Actualmente, as alusões mitológicas são consideradas demasiado imprecisas para pressupostos científicos e, quer os médicos quer as pessoas deverão assim evitá-las. Isto também serve para as distinções antigas entre os chamados “pseudo-hermafroditas femininos” (ovários presentes), “pseudo-hermafroditas masculinos” (testículos presentes) e “hermafroditas verdadeiros” (tecido testicular e ovárico presentes). Estas distinções foram em tempos consideradas úteis mas, entretanto, provaram tornar-se impraticáveis. Em vez disso, agora usamos o termo mais geral “pessoa intersexual”, “pessoa intersexuada”, ou “intersexo”, mais abreviadamente.
Recentemente alguns peritos têm sugerido um novo termo para as várias condições intersexuais: “Perturbações do desenvolvimento sexual (PDS)”. Contudo, outros acreditam que isto funciona como um rótulo negativo e que em nada ajuda na prevenção da discriminação. Assim, preferem expressões mais neutras e menos estigmatizantes “Variações do Desenvolvimento Sexual (VDS)” ou “Diferenças do Desenvolvimento Sexual (DDS)”. Pesquisas recentes têm mostrado que a intersexualidade é uma questão de grau, cobrindo um grande espectro d desenvolvimentos físicos atípicos com uma variedade de causas possíveis. Assim sendo, não existe uma explicação única capaz de englobar todos os casos.
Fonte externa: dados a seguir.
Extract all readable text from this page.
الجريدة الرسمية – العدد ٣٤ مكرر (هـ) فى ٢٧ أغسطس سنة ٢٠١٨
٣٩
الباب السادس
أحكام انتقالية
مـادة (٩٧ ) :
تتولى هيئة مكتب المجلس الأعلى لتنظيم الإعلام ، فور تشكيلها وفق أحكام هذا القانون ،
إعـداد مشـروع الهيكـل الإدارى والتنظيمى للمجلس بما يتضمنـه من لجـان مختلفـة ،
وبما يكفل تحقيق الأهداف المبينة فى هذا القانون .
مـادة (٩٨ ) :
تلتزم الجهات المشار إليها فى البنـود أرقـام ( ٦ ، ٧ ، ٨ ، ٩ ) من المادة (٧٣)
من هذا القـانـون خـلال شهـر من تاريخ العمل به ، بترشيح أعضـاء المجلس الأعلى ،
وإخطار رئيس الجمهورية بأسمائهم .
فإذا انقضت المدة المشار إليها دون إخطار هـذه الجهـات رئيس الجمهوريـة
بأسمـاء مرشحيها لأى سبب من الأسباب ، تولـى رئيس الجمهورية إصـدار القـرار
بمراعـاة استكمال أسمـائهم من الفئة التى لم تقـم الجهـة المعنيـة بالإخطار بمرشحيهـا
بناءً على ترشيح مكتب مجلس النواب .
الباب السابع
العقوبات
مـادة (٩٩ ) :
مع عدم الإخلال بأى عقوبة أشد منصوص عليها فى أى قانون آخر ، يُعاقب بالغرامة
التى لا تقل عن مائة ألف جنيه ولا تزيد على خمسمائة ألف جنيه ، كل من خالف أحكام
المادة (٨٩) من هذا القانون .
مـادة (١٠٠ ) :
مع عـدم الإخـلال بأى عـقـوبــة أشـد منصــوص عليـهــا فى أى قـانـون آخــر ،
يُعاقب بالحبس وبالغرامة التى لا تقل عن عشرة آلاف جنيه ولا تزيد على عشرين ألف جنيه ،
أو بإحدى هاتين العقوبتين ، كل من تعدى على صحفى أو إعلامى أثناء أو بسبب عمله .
Apenas uma minuciosa examinação e cuidadosa deliberação pode mostrar o caminho para o curso individual de acção necessário em cada caso.
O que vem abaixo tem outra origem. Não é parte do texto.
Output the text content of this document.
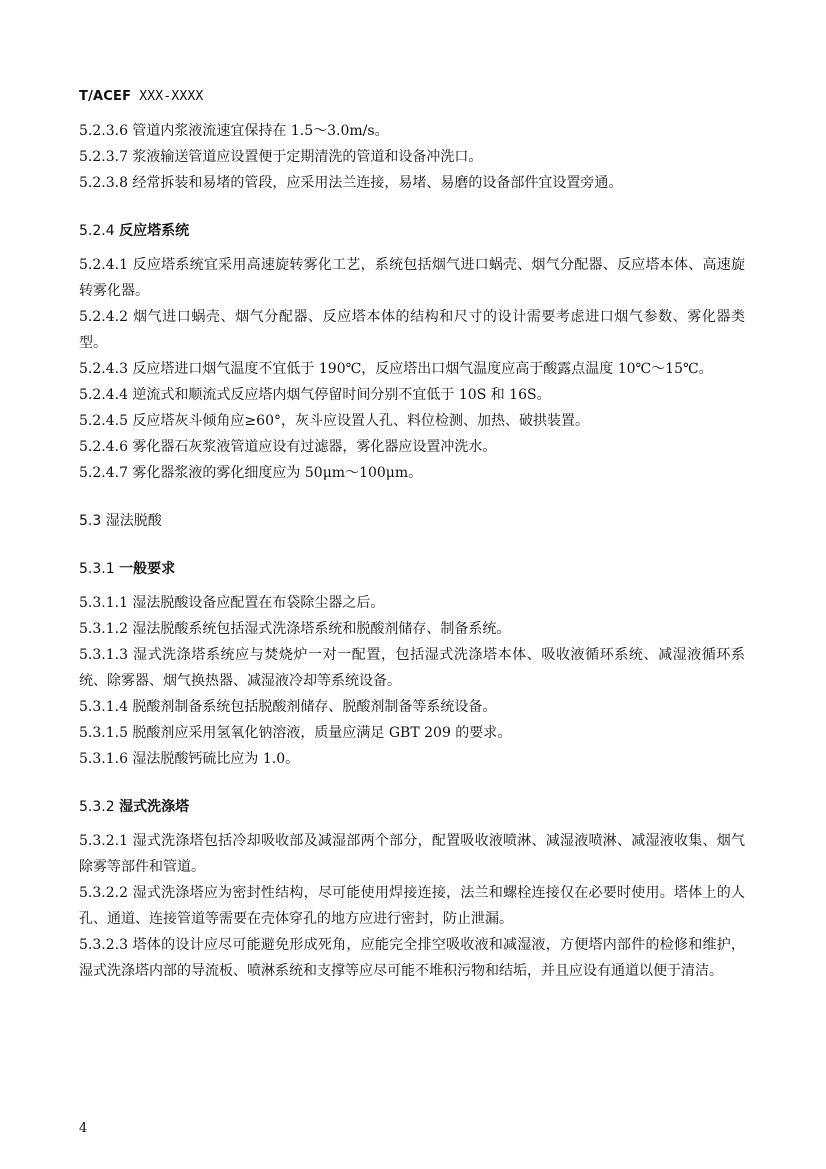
T/ACEF XXX-XXXX

5.2.3.6 管道内浆液流速宜保持在 1.5～3.0m/s。

5.2.3.7 浆液输送管道应设置便于定期清洗的管道和设备冲洗口。

5.2.3.8 经常拆装和易堵的管段，应采用法兰连接，易堵、易磨的设备部件宜设置旁通。

5.2.4 反应塔系统

5.2.4.1 反应塔系统宜采用高速旋转雾化工艺，系统包括烟气进口蜗壳、烟气分配器、反应塔本体、高速旋转雾化器。

5.2.4.2 烟气进口蜗壳、烟气分配器、反应塔本体的结构和尺寸的设计需要考虑进口烟气参数、雾化器类型。

5.2.4.3 反应塔进口烟气温度不宜低于 190℃，反应塔出口烟气温度应高于酸露点温度 10℃～15℃。

5.2.4.4 逆流式和顺流式反应塔内烟气停留时间分别不宜低于 10S 和 16S。

5.2.4.5 反应塔灰斗倾角应≥60°，灰斗应设置人孔、料位检测、加热、破拱装置。

5.2.4.6 雾化器石灰浆液管道应设有过滤器，雾化器应设置冲洗水。

5.2.4.7 雾化器浆液的雾化细度应为 50μm～100μm。

5.3 湿法脱酸

5.3.1 一般要求

5.3.1.1 湿法脱酸设备应配置在布袋除尘器之后。

5.3.1.2 湿法脱酸系统包括湿式洗涤塔系统和脱酸剂储存、制备系统。

5.3.1.3 湿式洗涤塔系统应与焚烧炉一对一配置，包括湿式洗涤塔本体、吸收液循环系统、减湿液循环系统、除雾器、烟气换热器、减湿液冷却等系统设备。

5.3.1.4 脱酸剂制备系统包括脱酸剂储存、脱酸剂制备等系统设备。

5.3.1.5 脱酸剂应采用氢氧化钠溶液，质量应满足 GBT 209 的要求。

5.3.1.6 湿法脱酸钙硫比应为 1.0。

5.3.2 湿式洗涤塔

5.3.2.1 湿式洗涤塔包括冷却吸收部及减湿部两个部分，配置吸收液喷淋、减湿液喷淋、减湿液收集、烟气除雾等部件和管道。

5.3.2.2 湿式洗涤塔应为密封性结构，尽可能使用焊接连接，法兰和螺栓连接仅在必要时使用。塔体上的人孔、通道、连接管道等需要在壳体穿孔的地方应进行密封，防止泄漏。

5.3.2.3 塔体的设计应尽可能避免形成死角，应能完全排空吸收液和减湿液，方便塔内部件的检修和维护，湿式洗涤塔内部的导流板、喷淋系统和支撑等应尽可能不堆积污物和结垢，并且应设有通道以便于清洁。

4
Prevalência: Quão comum é a intersexualidade?

É muito difícil dizer quantas crianças nascem como intersexuais. Como já explicado, a intersexualidade é um conceito moderno que cobre um largo espectro de desenvolvimentos atípicos. Alguns são imediatamente óbvios, outros encontram-se escondidos ou dificilmente se notam mesmo sob observação médica minuciosa. Algumas vezes é uma questão de opinião se o termo “intersexo” deve ser aplicado a um caso particular. Por outras palavras: Como tantas outras coisas na sexualidade humana, a intersexualidade é uma questão de grau e depende de várias convenções sociais e médicas onde exactamente uma leva ao diagnóstico. Ainda assim, têm sido feitas repetidas tentativas para estimar o número de pessoas afectadas e, estas estimativas variam amplamente. A melhor estimativa hoje em dia parece ser esta: Em um de cada 1500 – 2000 nascidos vivos, é chamado um especialista para ajudar a determinar o sexo do bebe. Um número adicional mas desconhecido de condições de intersexualidade não são reconhecidas ao nascer, mas apenas mais tarde durante a vida. Tendo uma visão mais alargada do assunto, foi descoberto que um em cada recém-nascido difere na sua aparência física do que é considerado tipicamente masculino ou feminino, e que um em 1000 é submetido a cirurgia para “normalizar” a aparência dos seus órgãos sexuais. (1). Em resumo, a intersexualidade é relativamente rara, mas suficiente comum para merecer a nossa atenção. Seria muito útil, não só para as pessoas a quem o assunto preocupa, mas também ao resto da sociedade se todos estivéssemos melhor informados acerca do assunto.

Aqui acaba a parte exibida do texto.